On Tuesday, 18 December 2012 at 11:43:18 UTC, foobar wrote:
On Monday, 17 December 2012 at 22:24:00 UTC, Walter Bright
wrote:
On 12/17/2012 2:08 PM, Dmitry Olshansky wrote:
I really loved the way Turbo Pascal units were made. I wish D
go the same
route. Object files would then be looked at as minimal and
stupid variation of
module where symbols are identified by mangling (not plain
meta data as (would
be) in module) and no source for templates is emitted.
+1
I'll bite. How is this superior to D's system? I have never
used TP.
*Semantic info on interdependency of symbols in a source file
is destroyed right
before the linker and thus each .obj file is included as a
whole or not at all.
Thus all C run-times I've seen _sidestep_ this by writing
each function in its
own file(!). Even this alone should have been a clear
indication.
This is done using COMDATs in C++ and D today.
Honest question - If D already has all the semantic info in
COMDAT sections, why do we still require additional auxiliary
files? Surely, a single binary library (lib/so) should be
enough to encapsulate a library without the need to re-parse
the source files or additional header files?

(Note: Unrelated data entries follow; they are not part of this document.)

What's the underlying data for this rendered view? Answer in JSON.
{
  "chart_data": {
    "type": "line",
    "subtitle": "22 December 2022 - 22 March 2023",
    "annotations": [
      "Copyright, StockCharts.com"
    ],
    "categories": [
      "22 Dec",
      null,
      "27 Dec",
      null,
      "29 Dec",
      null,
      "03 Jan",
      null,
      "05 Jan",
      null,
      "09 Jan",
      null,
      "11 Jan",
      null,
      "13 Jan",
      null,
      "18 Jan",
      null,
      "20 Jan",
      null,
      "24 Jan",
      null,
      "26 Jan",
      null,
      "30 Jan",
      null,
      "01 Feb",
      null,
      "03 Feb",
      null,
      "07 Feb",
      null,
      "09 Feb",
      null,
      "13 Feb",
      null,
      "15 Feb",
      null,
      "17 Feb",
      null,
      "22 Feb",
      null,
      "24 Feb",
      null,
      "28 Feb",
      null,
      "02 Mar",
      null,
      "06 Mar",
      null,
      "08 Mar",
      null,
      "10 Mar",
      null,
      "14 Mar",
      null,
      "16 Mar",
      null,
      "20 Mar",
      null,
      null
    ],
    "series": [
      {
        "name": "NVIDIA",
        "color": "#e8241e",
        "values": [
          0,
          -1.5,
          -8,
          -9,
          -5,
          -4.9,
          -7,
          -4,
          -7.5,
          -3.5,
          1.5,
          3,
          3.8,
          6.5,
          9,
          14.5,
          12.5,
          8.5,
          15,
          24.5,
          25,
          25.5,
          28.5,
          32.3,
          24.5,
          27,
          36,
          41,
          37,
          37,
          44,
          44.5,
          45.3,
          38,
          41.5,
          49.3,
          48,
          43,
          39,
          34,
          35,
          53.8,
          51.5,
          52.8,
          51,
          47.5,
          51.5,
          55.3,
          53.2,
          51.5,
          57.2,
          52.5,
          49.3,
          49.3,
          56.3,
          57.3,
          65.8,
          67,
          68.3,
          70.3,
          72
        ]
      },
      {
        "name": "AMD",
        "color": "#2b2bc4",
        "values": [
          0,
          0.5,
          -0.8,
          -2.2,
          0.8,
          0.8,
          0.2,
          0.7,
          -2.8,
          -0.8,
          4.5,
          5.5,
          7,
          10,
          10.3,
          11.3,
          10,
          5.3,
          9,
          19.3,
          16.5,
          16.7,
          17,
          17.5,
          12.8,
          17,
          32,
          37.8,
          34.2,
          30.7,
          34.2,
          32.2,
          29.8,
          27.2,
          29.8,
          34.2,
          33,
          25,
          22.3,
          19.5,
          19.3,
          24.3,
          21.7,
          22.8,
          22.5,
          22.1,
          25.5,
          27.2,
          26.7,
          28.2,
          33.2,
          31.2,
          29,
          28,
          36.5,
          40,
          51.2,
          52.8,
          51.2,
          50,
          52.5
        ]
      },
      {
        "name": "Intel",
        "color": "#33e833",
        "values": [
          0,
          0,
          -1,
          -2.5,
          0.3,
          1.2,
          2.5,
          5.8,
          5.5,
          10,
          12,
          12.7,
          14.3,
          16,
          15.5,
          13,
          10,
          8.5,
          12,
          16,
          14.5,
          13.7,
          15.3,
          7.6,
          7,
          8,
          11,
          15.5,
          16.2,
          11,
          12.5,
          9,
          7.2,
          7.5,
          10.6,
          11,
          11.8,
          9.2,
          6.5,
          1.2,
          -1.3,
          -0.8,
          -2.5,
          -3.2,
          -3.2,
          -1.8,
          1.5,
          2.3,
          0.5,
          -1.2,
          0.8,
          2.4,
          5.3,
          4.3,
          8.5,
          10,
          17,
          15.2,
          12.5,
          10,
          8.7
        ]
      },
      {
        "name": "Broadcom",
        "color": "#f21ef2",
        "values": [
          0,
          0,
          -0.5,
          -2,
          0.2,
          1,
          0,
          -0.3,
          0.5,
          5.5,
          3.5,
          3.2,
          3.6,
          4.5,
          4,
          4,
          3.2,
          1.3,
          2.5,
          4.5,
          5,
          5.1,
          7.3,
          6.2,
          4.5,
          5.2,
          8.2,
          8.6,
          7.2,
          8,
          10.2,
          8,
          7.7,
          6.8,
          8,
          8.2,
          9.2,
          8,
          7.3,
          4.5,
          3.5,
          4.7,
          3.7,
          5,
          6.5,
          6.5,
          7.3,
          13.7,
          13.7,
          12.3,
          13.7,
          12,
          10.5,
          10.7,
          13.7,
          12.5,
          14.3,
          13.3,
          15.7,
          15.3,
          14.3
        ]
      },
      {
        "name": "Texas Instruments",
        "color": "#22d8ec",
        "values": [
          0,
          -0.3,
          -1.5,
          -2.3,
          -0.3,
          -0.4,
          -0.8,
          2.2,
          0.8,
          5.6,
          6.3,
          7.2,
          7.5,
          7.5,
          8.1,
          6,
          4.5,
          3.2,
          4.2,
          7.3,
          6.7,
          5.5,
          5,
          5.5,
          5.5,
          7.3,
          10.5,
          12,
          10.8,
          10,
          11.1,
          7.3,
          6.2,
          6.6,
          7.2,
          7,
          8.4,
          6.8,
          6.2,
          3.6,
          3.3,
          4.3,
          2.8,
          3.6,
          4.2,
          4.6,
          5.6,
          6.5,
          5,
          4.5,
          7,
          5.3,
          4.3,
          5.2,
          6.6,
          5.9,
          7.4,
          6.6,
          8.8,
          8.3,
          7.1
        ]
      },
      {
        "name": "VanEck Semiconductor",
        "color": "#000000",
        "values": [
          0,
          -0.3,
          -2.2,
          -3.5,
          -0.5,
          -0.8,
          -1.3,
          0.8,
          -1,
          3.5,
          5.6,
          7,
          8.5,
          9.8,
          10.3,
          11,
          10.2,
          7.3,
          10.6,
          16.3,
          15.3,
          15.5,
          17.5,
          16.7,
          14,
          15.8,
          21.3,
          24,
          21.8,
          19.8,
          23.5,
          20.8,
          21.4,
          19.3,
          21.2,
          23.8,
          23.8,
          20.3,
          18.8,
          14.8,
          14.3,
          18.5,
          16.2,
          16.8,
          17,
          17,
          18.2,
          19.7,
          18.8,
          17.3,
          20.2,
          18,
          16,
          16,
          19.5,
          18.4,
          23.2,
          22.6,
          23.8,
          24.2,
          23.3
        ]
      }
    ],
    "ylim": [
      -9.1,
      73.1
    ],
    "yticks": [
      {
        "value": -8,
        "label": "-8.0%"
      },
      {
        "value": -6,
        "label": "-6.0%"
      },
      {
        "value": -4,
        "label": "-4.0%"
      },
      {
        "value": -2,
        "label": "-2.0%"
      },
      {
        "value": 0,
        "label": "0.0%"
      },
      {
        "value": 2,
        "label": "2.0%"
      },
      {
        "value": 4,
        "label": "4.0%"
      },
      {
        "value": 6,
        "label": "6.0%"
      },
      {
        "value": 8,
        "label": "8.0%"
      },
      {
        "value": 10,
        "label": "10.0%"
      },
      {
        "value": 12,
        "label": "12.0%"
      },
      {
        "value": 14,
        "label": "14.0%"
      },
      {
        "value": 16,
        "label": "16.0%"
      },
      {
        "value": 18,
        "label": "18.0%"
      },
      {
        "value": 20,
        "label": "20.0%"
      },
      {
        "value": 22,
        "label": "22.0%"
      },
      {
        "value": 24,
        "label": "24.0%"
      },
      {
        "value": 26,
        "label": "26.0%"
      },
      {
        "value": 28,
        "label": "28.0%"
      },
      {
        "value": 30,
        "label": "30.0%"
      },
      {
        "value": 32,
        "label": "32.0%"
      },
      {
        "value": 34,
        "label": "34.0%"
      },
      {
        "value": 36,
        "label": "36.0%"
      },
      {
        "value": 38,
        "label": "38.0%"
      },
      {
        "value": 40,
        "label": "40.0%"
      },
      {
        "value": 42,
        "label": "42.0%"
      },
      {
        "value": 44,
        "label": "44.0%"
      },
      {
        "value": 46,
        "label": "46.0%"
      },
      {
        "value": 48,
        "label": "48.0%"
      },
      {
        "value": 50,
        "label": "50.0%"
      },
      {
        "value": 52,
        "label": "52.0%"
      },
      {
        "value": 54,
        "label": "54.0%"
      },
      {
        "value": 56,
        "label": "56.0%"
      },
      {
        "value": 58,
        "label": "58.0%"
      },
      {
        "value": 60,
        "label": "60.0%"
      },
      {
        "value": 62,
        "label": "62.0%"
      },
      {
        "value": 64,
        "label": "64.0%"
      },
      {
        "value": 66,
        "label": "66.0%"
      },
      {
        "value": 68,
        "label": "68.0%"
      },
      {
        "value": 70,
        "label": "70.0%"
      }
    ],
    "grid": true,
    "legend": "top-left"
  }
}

You yourself seem to agree that a single zip file is superior
to what we currently have and as an aside the entire Java
community agrees with use - Java Jar/War/etc formats are all
renamed zip archives.
Regarding the obfuscation and portability issues - the zip file
can contain whatever we want. This means it should be possible
to tailor the contents to support different use-cases:
* provide fat-libraries as in OSX - internally store multiple
binaries for different architectures, those binary objects are
very hard to decompile back to source code thus answering the
obfuscation need.
* provide a byte-code solution to support the portability
case. e.g Java byte-code or Google's pNaCL solution that relies
on LLVM bit-code.
Also, there are different work-flows that can be implemented -
Java uses JIT to gain efficiency vs. .NET that supports
install-time AOT compilation. It basically stores the native
executable in a special cache.
In Windows 8 RT, .NET binaries are actually compiled to native
code when uploaded to the Windows App Store.